The science behind this technology is that nanomagnets would induce the electromotive force, or voltage—unlike in conventional batteries, which rely on chemistry. Whether in an iPod or an electric car, when something is turned on a chemical reaction occurs in an existing battery that produces an electric current. The spin battery would instead convert the magnetic energy stored in nanomagnets directly to electrical energy.
Barnes and his collaborators in Japan concluded that, like a winding up a toy car, the spin battery could be “wound up“ by applying a large magnetic field, and, despite its tiny size, could have large-scale manifestations. “We had anticipated the effect, but the device produced a voltage over a hundred times too big and for tens of minutes, rather than for milliseconds, as we had expected,” said Barnes.
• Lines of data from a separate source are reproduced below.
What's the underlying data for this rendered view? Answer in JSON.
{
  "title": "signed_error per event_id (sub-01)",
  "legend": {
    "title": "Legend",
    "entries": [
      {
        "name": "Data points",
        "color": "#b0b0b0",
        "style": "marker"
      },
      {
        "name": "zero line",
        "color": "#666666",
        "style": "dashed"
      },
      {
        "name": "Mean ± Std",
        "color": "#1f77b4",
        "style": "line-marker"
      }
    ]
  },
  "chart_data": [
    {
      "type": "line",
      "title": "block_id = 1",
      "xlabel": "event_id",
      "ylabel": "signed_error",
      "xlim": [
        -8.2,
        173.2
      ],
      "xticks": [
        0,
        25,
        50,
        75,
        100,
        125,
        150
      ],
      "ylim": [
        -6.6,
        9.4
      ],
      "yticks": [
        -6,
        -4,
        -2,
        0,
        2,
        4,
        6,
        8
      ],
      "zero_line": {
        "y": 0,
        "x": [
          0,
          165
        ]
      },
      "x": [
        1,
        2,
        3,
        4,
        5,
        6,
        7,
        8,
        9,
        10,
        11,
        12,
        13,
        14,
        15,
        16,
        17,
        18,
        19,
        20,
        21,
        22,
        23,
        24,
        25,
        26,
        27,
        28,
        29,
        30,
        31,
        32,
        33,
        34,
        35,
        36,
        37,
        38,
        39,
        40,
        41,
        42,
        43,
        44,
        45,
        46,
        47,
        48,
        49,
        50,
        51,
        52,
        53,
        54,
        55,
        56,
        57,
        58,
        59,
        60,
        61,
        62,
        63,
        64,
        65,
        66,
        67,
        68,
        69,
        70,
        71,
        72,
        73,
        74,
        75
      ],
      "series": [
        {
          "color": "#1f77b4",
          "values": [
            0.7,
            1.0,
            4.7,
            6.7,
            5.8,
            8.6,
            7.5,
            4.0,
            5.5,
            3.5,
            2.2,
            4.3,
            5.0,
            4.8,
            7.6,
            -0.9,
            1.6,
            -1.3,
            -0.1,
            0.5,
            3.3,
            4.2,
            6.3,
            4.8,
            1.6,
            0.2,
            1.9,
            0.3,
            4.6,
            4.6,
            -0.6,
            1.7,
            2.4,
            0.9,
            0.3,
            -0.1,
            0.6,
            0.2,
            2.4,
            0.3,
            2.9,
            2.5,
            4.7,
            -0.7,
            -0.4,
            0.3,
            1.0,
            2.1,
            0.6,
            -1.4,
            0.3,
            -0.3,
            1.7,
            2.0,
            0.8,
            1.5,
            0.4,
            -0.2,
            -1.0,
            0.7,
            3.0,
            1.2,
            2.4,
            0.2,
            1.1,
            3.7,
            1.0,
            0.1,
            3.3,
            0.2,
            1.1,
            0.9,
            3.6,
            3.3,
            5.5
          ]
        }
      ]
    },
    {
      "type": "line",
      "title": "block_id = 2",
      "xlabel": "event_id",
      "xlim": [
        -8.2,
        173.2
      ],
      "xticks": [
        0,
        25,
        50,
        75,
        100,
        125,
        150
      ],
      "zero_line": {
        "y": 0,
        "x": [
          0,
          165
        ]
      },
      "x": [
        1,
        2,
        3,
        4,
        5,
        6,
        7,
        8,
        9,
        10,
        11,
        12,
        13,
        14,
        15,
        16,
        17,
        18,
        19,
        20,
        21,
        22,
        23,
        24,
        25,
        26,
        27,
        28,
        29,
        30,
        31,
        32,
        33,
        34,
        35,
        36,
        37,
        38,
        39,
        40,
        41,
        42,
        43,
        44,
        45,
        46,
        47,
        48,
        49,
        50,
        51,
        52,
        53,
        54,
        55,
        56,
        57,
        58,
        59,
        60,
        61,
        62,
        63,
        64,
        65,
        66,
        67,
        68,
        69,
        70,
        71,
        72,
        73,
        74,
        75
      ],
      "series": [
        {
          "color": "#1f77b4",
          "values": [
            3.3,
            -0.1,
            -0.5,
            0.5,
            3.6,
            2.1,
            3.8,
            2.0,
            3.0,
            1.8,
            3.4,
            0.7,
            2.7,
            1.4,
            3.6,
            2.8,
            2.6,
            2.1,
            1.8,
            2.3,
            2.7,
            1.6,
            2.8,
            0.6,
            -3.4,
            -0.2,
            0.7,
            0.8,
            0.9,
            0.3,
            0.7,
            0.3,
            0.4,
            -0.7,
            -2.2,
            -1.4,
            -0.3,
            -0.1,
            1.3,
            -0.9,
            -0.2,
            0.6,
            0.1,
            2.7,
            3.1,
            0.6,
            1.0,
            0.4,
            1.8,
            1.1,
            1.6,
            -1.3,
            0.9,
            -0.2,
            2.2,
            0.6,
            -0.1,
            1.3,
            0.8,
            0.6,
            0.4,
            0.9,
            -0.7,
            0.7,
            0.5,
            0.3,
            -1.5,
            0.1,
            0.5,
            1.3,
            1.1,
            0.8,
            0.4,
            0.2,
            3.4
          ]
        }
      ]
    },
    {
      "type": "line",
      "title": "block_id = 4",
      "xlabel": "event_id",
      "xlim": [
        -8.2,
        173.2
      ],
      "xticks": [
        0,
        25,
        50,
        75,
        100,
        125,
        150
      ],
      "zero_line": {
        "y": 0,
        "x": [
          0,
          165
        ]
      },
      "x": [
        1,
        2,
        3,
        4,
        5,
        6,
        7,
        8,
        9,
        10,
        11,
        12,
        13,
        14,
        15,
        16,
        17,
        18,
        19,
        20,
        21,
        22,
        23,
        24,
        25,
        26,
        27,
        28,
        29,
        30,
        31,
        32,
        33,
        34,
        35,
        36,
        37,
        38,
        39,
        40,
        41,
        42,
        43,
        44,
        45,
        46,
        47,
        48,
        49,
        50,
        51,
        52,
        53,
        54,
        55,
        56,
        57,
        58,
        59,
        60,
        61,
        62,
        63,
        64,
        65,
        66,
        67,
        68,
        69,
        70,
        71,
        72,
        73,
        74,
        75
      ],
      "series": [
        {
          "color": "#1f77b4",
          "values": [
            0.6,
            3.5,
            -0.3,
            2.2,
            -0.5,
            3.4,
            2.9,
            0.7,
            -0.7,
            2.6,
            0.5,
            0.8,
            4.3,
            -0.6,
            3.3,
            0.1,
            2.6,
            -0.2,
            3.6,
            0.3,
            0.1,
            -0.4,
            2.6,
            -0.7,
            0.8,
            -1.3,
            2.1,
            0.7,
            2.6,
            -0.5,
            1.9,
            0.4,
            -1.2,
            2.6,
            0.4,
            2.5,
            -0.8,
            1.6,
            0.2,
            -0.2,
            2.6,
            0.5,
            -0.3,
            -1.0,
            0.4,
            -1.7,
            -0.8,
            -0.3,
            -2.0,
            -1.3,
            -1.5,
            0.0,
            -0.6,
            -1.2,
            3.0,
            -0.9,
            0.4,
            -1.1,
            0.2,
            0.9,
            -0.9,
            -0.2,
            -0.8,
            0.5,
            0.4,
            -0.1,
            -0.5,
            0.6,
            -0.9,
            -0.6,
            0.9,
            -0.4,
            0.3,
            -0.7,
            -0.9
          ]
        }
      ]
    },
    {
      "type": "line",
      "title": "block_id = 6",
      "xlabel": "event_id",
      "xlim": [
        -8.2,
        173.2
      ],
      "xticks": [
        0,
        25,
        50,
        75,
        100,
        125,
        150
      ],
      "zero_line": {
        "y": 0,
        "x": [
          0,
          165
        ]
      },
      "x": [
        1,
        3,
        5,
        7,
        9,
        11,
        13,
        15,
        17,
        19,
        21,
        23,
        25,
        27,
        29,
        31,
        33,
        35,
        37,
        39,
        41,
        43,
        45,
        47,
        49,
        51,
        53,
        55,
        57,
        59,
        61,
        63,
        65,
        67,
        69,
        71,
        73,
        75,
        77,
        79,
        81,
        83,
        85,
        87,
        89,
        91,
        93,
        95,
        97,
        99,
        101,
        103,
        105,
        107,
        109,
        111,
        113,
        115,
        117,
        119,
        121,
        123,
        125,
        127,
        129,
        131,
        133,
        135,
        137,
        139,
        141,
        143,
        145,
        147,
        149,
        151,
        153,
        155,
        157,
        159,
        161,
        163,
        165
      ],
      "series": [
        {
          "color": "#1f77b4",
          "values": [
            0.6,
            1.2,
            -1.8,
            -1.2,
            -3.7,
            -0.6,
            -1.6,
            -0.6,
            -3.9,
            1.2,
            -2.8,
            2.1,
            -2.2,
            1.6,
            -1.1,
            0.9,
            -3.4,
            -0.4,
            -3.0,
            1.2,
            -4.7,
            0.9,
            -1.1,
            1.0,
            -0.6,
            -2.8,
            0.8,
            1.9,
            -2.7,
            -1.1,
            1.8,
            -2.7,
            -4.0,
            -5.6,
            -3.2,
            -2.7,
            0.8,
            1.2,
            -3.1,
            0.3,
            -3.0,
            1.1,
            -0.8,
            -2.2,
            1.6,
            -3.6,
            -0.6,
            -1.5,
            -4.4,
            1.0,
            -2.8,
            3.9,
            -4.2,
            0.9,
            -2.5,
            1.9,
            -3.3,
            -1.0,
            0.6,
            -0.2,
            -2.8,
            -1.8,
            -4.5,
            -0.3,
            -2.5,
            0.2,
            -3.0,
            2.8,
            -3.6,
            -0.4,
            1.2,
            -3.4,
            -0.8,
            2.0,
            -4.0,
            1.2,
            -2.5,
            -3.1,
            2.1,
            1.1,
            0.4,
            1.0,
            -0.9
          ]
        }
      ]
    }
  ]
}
The technology could have widespread application. “There are magnets hidden away in many things,” he noted. “For example, there are several in a mobile telephone, many in a car, and they are what keeps your refrigerator closed. There are so many that even a small change in our understanding of how they work, possibly leading to only a small improvement in future machines, could have significant energy and financial impacts.”
And “although the actual device has a diameter about that of a human hair,” Barnes added, “it can produce and store energy at densities large enough that a scaled-up version could potentially run a car for miles. The possibilities are endless.”